In order to model this disease, the team led by Associate Professors Thomas Milne and Andi Roy from the MRC Molecular Haematology Unit and Department of Paediatrics focussed on a genetic change found in around 70% of infant-ALL cases whereby chromosomes become rearranged. By introducing this specific genomic rearrangement in immature human prenatal blood cells using CRISPR-Cas9 techniques, the group was able to accurately recapitulate the clinical and molecular features of infant ALL.

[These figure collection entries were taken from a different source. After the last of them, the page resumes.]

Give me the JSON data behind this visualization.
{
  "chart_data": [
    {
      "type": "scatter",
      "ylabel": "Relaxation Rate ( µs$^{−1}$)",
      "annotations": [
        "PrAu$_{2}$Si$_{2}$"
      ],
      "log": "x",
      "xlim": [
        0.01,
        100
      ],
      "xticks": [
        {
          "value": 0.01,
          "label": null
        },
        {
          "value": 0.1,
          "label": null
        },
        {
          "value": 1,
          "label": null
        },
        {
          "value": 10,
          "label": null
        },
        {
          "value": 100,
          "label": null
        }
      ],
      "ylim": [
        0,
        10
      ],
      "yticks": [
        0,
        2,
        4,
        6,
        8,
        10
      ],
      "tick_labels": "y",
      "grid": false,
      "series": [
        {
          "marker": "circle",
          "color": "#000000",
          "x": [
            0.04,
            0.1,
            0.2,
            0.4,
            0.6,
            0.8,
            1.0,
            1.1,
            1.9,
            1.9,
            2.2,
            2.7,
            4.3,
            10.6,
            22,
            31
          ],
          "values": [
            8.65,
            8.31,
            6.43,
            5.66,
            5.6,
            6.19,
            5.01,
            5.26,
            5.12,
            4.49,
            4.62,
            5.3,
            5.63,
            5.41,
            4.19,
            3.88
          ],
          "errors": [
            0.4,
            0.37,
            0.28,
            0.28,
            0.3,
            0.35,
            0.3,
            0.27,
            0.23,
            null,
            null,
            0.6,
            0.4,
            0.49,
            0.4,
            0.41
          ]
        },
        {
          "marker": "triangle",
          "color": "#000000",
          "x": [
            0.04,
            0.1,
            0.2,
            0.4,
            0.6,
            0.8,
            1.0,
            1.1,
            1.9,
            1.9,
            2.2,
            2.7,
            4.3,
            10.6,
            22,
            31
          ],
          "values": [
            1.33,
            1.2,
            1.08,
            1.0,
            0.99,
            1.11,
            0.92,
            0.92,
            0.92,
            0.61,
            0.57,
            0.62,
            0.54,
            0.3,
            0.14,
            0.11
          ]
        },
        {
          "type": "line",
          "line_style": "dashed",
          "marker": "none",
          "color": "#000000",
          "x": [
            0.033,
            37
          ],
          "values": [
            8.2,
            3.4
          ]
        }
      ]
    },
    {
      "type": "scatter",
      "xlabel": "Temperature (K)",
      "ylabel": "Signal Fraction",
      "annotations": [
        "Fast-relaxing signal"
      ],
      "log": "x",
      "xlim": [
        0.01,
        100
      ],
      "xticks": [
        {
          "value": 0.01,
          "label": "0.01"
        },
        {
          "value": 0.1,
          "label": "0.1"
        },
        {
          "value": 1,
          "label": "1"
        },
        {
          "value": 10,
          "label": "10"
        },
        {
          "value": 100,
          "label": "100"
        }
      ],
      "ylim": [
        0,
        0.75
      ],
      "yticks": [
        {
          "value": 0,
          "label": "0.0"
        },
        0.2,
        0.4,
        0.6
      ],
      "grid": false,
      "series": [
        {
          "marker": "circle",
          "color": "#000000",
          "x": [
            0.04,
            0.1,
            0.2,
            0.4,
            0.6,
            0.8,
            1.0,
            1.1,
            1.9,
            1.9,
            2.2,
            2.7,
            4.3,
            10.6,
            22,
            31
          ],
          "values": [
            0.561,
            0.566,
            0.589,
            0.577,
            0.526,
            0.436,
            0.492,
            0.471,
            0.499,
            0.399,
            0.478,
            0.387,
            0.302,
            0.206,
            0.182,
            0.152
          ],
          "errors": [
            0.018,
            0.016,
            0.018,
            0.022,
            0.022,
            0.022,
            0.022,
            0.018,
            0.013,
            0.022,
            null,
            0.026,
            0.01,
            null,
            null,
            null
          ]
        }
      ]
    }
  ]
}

The research also sheds a light on why infant leukaemia is more aggressive. The genetic alteration on which the model is based, a rearrangement of the Mixed Lineage Leukemia (MLL) gene is also found in some older children with ALL, but their prognosis is often better. The reasons underlying this difference were previously unclear. Here the researchers demonstrate that fetal gene expression programmes are retained in infant ALL but not childhood ALL, and may provide a molecular landscape that allows development of a more aggressive disease.

It is hoped this powerful model will facilitate further insights into the initiation and unique characteristics of infant ALL, and be a very useful preclinical model to manipulate vulnerabilities in infant ALL cells, and test novel therapies. 

“For the first time, we have a model where we can carefully map out the molecular details of this aggressive disease.” Says Professor Thomas Milne, Associate Professor of Haematology. “This provides us with a powerful platform for not only testing new therapies, but also better understanding how the disease arises in the first place”

This research was funded by the Medical Research Council (MRC), Blood Cancer UK, Wellcome Trust and funding to individual authors. Work by Professor Irene Roberts, Professor Thomas Milne and Professor Anindita Roy is also supported by the NIHR Oxford Biomedical Research Centre.